Ingredients

  • 2 tablespoons unsalted butter
  • 2 tablespoons extra virgin olive oil
  • 1 medium white onion, diced
  • 2 medium carrots, peeled & diced
  • 3 large garlic cloves, finely chopped
  • 2 teaspoons fresh ginger, minced
  • 1 tablespoon tomato paste
  • 2 teaspoons harissa paste
  • 1 1/2 tablespoons ras el hanout spice blend
  • 1/4 teaspoon ground cinnamon
  • 1 1/2 tablespoons all-purpose flour
  • 2 cups chicken stock, plus a little extra if necessary
  • 3 cups shredded rotisserie or cooked chicken
  • 2 handfuls baby spinach or baby kale leaves
  • 1/3 cup medjool dates, pitted and roughly chopped
  • Zest of one lemon (about 1 - 2 teaspoons)
  • 1 1/2 tablespoons fresh lemon juice
  • 3 tablespoons resh cilantro, roughly chopped
  • 3 tablespoons flat-leaf parsley, roughly chopped
  • 2 tablespoons fresh mint leaves, roughly chopped
  • 1/2 14-ounce package puff pastry, defrosted and chilled (this is the equivalent to half a large sheet of puff pastry cut in half horizontally)
  • 1 egg
  • 1/4 cup raw sliced almonds
  • 1 tablespoon granulated sugar
  • Confectioner's sugar, for garnishing

Method

  • Preheat the oven to 425°F.
  • In a large skillet, heat the butter and olive oil over medium heat until the butter is melted. Add the onions and saute, stirring occasionally, until the onions soften and begin to turn brown, about 5 to 7 minutes.
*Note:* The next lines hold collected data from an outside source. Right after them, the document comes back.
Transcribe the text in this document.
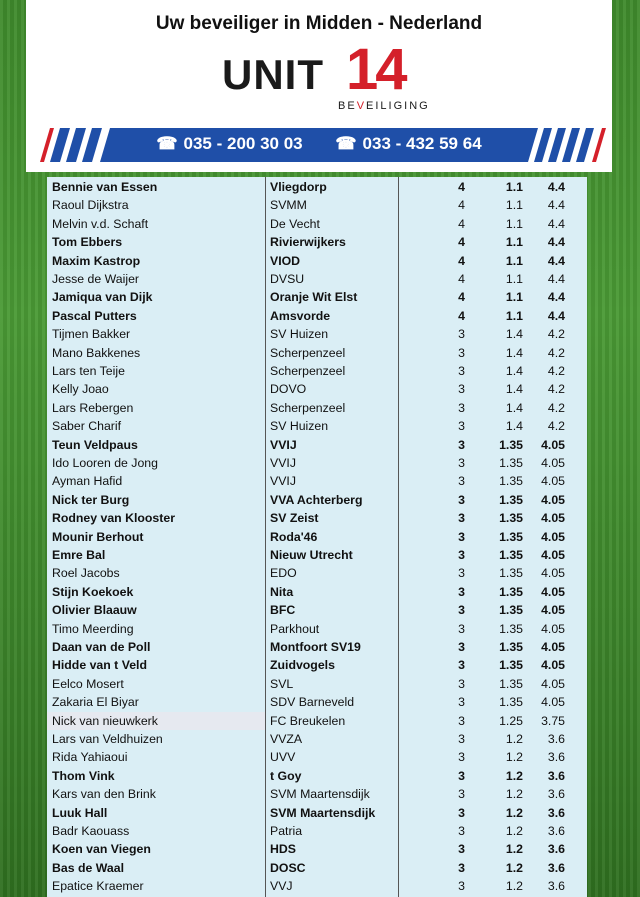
Uw beveiliger in Midden - Nederland
UNIT 14
BEVEILIGING
☎ 035 - 200 30 03 ☎ 033 - 432 59 64
Bennie van Essen	Vliegdorp	4	1.1	4.4
Raoul Dijkstra	SVMM	4	1.1	4.4
Melvin v.d. Schaft	De Vecht	4	1.1	4.4
Tom Ebbers	Rivierwijkers	4	1.1	4.4
Maxim Kastrop	VIOD	4	1.1	4.4
Jesse de Waijer	DVSU	4	1.1	4.4
Jamiqua van Dijk	Oranje Wit Elst	4	1.1	4.4
Pascal Putters	Amsvorde	4	1.1	4.4
Tijmen Bakker	SV Huizen	3	1.4	4.2
Mano Bakkenes	Scherpenzeel	3	1.4	4.2
Lars ten Teije	Scherpenzeel	3	1.4	4.2
Kelly Joao	DOVO	3	1.4	4.2
Lars Rebergen	Scherpenzeel	3	1.4	4.2
Saber Charif	SV Huizen	3	1.4	4.2
Teun Veldpaus	VVIJ	3	1.35	4.05
Ido Looren de Jong	VVIJ	3	1.35	4.05
Ayman Hafid	VVIJ	3	1.35	4.05
Nick ter Burg	VVA Achterberg	3	1.35	4.05
Rodney van Klooster	SV Zeist	3	1.35	4.05
Mounir Berhout	Roda'46	3	1.35	4.05
Emre Bal	Nieuw Utrecht	3	1.35	4.05
Roel Jacobs	EDO	3	1.35	4.05
Stijn Koekoek	Nita	3	1.35	4.05
Olivier Blaauw	BFC	3	1.35	4.05
Timo Meerding	Parkhout	3	1.35	4.05
Daan van de Poll	Montfoort SV19	3	1.35	4.05
Hidde van t Veld	Zuidvogels	3	1.35	4.05
Eelco Mosert	SVL	3	1.35	4.05
Zakaria El Biyar	SDV Barneveld	3	1.35	4.05
Nick van nieuwkerk	FC Breukelen	3	1.25	3.75
Lars van Veldhuizen	VVZA	3	1.2	3.6
Rida Yahiaoui	UVV	3	1.2	3.6
Thom Vink	t Goy	3	1.2	3.6
Kars van den Brink	SVM Maartensdijk	3	1.2	3.6
Luuk Hall	SVM Maartensdijk	3	1.2	3.6
Badr Kaouass	Patria	3	1.2	3.6
Koen van Viegen	HDS	3	1.2	3.6
Bas de Waal	DOSC	3	1.2	3.6
Epatice Kraemer	VVJ	3	1.2	3.6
Add the carrots, garlic and ginger and continue to cook for another couple minutes.
  • Add the tomato paste, harissa, ras el hanout and cinnamon to the onion, carrot and aromatics mixture, continuing to cook over medium heat, until the tomato paste started to caramelized and the spices begin to toast, about 2 minutes. Add the flour and continue to cook for another 2 minutes.
  • Pour in the chicken stock into the skillet, stirring to prevent any clumps, and cook until the sauce begins to thicken, about 3 to 4 minutes. If the sauce starts to look a little too thick, add another splash of chicken stock.
  • Remove the skillet from the heat and stir in the chicken, baby spinach or kale, chopped dates, cilantro, parsley, mint, lemon zest and lemon juice. Taste and season with salt, if necessary. Transfer chicken filling to a medium oval or rectangular baking dish (about 7.5 or 8 inches by 5.5 or 6 inches).
  • On a lightly floured surface, roll out the puff pastry so that it is a little larger than your baking dish. Place the puff pastry sheet over the top of the baking dish and trim any excess with a sharp knife so there is about a half inch of overhang. Gently press the overhanging pastry against the sides of the baking dish. Cut a small slit in the center of the pie (this allows the steam to escape when it is baking).
  • In a small bowl, whisk together the egg with two teaspoons of water. Brush the top of the pie liberally and sprinkle evenly with the sliced almonds and granulated sugar. Place the pie on a baking sheet to catch any filling that might bubble over and bake uncovered for 10 minutes. Cover the top of the pie loosely with aluminum foil (to prevent the almonds from getting too dark) and continue to bake for 25 to 30 minutes until the puff pastry is cooked through and golden.
  • Remove from the oven and let cool for 10 to 15 minutes. Garnish with a dusting of confectioner's sugar.